MINK can now just impute the data, impute the data and then evaluate the results, or evaluate the results of data you have already imputed. Here we will impute and evaluate data that we have removed 10 percent of the data. We need to include the model-id used when training the model above so MINK knows which one to use.

python mink --method=regression_rand_forest --imputedata=data/file.test.missing10 --fulldata=data/file.test --ignorefile=data/file.test.ignore --spacing=0.1 --model-id=example.train

This outputs the full file with imputed data at data/file.test.missing10.regression_rand_forest.csv and prints out the MAE values for each sensor. If you wanted to only impute the data, then leave out the --fulldata=data/file.test argument. If we wanted to then evaluate that imputed file, the command would look like this

python mink --method=regression_rand_forest --evaldata=data/file.test.missing10.regression_rand_forest.csv --fulldata=data/file.test --ignorefile=data/file.test.ignore --spacing=0.1 --model-id=example.train

Usage

usage: mink.py [-h] --method {carry_average,carry_backward,carry_forward,field_mean,gan,regression_dnn,regression_mlp,regression_rand_forest,regression_sgd,wavenet,zero_fill} [--trainingdata TRAININGDATA] [--imputedata IMPUTEDATA] [--evaldata EVALDATA] [--fulldata FULLDATA] [--ignorefile IGNOREFILE]
               [--spacing SPACING] [--gapsize GAPSIZE] [--seqlen SEQLEN] [--model-id MODEL_ID] [--buildignorefile]
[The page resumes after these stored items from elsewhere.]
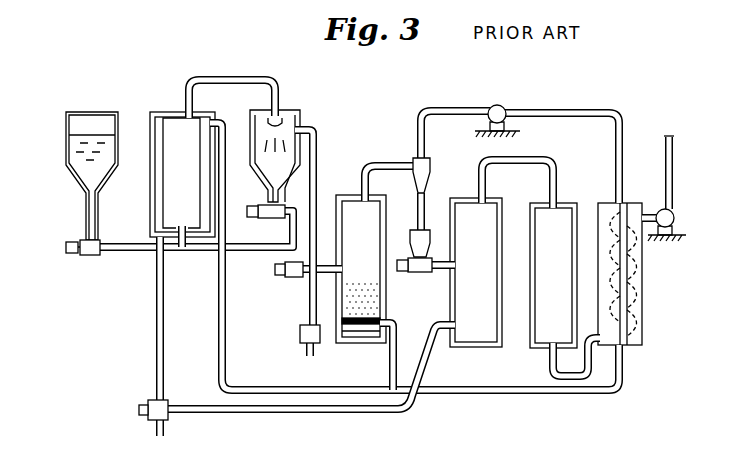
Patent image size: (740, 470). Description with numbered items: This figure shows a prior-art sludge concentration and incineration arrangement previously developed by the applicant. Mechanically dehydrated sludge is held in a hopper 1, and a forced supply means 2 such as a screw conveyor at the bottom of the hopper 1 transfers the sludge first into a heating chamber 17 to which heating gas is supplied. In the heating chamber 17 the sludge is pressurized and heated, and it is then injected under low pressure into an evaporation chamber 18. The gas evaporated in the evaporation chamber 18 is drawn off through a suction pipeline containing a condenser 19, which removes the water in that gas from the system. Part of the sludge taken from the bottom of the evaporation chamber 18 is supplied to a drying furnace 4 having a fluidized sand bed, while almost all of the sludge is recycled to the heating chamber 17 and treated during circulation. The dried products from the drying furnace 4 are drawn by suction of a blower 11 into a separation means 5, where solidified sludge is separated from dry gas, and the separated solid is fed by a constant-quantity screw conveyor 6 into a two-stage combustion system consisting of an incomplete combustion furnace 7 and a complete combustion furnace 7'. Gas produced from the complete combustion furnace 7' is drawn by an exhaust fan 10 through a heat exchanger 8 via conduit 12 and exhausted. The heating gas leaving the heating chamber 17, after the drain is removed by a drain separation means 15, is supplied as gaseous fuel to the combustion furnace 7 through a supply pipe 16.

The hopper 1 is at (105, 122).
The forced supply means 2 is at (86, 256).
The drying furnace 4 is at (346, 193).
The separation means 5 is at (413, 160).
The screw conveyor 6 is at (408, 255).
The incomplete combustion furnace 7 is at (474, 254).
The complete combustion furnace 7' is at (544, 259).
The heat exchanger 8 is at (603, 203).
The exhaust fan 10 is at (658, 208).
The blower 11 is at (504, 108).
The conduit 12 is at (593, 113).
The drain separation means 15 is at (148, 403).
The supply pipe 16 is at (422, 372).
The heating chamber 17 is at (163, 113).
The evaporation chamber 18 is at (292, 112).
The condenser 19 is at (300, 342).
Missing data Imputation Novel toolKit.

optional arguments:
  -h, --help            show this help message and exit
  --method {carry_average,carry_backward,carry_forward,field_mean,gan,regression_dnn,regression_mlp,regression_rand_forest,regression_sgd,wavenet,zero_fill}
                        Choose the method to use when imputing the missing data values.
  --trainingdata TRAININGDATA
                        The data that will be used to train our models.
  --imputedata IMPUTEDATA
                        The data file with missing data to impute.
  --evaldata EVALDATA   The imputed data file to evaluation with fulldata.
  --fulldata FULLDATA   The complete data file to run calculations against the imputed data.
  --ignorefile IGNOREFILE
                        The file containing the datetime windows that will be ignored during imputation and evaluation. This file can be automatically generated if you use --buildignorefile.
  --spacing SPACING     The spacing between samples in seconds.
  --gapsize GAPSIZE     The minimum number of seconds to be considered a gap to impute.
  --seqlen SEQLEN       The length of the training sequence length. default=100.
  --model-id MODEL_ID   An ID you can assign to your models to identify them separately from other models
  --buildignorefile     Instructs the program to automatically generate an ignore file saved to the filename provided to --ignorefile using the data provided to --fulldata. When used the program will generate the ignore file and then exit.